La fame del titolo, lo struggimento crudele del piacere che la protagonista scopre con Xu, non sono puri istinti orientati alla soddisfazione, che in effetti non arriva mai, perché non è davvero possibile; sono quel che rimane dopo la devastazione, come la protagonista che prende il nome del fratello, Ruben, perché sopravvissuta alla perdita di una parte di sé. E così, per raccontare il lutto, Di Grado si inventa un nuovo modo di raccontare il corpo, la nostra parte più deperibile, più instabile, più vulnerabile perché più viva.
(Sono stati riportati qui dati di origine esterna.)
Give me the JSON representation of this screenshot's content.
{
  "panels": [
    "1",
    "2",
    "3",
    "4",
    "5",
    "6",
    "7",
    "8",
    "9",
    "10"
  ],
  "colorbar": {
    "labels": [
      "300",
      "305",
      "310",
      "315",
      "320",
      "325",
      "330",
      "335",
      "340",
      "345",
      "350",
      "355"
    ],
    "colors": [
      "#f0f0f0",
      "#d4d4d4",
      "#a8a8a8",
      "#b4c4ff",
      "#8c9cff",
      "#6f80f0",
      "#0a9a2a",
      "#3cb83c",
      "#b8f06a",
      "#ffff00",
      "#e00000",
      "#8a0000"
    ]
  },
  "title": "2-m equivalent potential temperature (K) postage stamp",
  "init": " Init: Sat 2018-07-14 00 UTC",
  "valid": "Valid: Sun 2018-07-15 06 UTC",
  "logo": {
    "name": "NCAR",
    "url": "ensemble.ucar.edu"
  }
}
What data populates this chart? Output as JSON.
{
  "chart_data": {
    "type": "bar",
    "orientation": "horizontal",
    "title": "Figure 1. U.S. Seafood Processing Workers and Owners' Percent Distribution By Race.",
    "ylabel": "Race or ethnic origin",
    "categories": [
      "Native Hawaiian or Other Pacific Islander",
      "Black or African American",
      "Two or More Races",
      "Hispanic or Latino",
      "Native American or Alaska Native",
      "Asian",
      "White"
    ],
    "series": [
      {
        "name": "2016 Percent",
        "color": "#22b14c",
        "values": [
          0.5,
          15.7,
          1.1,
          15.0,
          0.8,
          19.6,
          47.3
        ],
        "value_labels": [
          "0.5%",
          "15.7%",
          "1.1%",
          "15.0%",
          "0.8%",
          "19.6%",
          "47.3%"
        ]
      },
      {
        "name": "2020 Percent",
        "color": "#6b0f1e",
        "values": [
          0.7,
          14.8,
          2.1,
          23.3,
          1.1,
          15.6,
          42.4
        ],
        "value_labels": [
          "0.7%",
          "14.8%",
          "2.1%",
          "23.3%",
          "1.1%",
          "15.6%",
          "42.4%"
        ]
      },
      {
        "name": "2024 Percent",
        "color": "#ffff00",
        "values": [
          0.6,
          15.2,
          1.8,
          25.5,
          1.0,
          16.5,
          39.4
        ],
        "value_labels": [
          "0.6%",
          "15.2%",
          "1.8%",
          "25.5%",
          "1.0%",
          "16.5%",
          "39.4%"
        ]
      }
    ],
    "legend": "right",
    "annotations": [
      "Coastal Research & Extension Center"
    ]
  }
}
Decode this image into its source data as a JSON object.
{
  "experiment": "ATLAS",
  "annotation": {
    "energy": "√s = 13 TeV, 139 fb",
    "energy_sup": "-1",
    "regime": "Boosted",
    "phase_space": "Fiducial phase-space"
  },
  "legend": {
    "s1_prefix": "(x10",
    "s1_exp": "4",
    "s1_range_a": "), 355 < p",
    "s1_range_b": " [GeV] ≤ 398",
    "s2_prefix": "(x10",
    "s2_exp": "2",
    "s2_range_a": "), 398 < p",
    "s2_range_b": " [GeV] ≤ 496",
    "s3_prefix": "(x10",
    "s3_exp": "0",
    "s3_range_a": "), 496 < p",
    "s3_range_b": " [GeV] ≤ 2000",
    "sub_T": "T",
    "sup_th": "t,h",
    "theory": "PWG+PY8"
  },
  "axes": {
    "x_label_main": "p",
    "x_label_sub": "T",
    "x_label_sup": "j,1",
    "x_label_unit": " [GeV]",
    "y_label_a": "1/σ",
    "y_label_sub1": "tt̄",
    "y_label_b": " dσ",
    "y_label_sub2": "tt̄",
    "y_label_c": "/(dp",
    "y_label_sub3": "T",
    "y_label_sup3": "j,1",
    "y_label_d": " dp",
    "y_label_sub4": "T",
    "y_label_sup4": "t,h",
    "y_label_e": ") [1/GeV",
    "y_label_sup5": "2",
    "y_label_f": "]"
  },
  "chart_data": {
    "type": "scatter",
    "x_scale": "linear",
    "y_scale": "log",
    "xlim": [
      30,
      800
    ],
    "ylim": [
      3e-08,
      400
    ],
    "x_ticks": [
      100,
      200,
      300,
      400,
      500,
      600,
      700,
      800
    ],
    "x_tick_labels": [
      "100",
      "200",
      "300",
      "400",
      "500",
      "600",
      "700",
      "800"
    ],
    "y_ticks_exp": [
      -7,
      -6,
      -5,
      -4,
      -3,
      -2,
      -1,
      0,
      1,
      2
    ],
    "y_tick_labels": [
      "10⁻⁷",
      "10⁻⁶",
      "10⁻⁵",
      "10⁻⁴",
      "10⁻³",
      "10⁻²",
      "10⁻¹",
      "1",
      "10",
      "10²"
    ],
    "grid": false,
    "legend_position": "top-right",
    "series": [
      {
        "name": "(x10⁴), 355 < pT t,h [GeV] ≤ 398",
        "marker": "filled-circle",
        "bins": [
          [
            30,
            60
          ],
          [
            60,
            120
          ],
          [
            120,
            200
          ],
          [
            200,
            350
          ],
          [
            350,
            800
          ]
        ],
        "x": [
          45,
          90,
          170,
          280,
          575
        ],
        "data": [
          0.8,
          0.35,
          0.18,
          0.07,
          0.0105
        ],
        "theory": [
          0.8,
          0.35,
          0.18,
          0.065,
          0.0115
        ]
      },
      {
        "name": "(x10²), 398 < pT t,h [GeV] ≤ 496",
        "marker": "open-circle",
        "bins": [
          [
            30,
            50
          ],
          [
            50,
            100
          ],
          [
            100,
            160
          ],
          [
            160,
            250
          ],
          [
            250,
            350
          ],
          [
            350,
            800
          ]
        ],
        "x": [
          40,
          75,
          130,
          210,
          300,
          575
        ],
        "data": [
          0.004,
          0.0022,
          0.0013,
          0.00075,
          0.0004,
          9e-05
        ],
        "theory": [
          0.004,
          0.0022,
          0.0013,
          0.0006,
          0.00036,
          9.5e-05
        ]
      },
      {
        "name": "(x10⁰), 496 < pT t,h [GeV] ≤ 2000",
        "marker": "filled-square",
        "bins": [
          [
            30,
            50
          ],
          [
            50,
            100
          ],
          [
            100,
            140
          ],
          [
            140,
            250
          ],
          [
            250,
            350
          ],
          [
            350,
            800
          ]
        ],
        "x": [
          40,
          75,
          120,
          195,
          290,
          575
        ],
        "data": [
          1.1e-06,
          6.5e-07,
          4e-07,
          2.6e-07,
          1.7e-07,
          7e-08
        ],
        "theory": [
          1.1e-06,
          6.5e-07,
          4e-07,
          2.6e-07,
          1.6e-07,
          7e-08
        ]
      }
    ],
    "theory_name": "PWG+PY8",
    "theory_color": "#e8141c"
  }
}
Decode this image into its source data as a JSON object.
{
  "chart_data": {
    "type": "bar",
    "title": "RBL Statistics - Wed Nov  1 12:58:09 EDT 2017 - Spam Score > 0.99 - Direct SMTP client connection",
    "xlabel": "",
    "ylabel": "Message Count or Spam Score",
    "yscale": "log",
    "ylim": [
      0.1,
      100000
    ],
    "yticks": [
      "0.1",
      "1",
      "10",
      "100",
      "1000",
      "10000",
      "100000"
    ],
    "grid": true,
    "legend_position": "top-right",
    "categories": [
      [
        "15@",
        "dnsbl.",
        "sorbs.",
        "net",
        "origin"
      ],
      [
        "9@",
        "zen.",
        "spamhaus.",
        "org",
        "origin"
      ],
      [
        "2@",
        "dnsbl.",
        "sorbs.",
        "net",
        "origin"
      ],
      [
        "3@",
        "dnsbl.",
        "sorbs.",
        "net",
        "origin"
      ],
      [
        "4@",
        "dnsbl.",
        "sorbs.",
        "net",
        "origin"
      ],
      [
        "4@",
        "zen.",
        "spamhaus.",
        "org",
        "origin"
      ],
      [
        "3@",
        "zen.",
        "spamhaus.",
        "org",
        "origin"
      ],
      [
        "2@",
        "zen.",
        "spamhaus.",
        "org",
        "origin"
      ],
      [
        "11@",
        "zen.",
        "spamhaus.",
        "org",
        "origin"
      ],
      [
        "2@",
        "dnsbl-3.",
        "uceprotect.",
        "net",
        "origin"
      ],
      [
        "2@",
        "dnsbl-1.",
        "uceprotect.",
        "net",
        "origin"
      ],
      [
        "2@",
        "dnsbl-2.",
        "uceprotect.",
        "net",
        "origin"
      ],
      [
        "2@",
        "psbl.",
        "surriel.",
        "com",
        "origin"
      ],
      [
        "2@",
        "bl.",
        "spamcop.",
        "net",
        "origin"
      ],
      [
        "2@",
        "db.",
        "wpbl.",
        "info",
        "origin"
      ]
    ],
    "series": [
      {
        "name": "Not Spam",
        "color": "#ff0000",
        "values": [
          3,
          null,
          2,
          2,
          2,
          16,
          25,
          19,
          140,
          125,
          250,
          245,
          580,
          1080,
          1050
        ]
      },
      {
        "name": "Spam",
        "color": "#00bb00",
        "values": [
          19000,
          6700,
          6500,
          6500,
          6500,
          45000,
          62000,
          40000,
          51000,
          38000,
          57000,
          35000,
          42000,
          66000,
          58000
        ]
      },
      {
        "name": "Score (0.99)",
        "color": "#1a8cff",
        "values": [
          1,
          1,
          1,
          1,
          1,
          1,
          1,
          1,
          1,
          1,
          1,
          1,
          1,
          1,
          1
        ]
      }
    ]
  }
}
E trova un modo per affrancare, finalmente, il sesso raccontato dalle goffaggini di chi lo considera un tema peccaminoso, o accessorio, o lubrico, o imbarazzante.
Lei riesce, invece, a guardarlo con uno sguardo oggettivo, per quanto possibile; puro, e non in senso morale, ma nel senso che è in grado di azzerare giudizi e pregiudizi, e di praticare un esercizio di distacco quasi ascetico sullo stesso terreno su cui generazioni di scrittori hanno proiettato invece solo i residui di un moralismo bigotto e diffidente verso la materia di cui siamo fatti.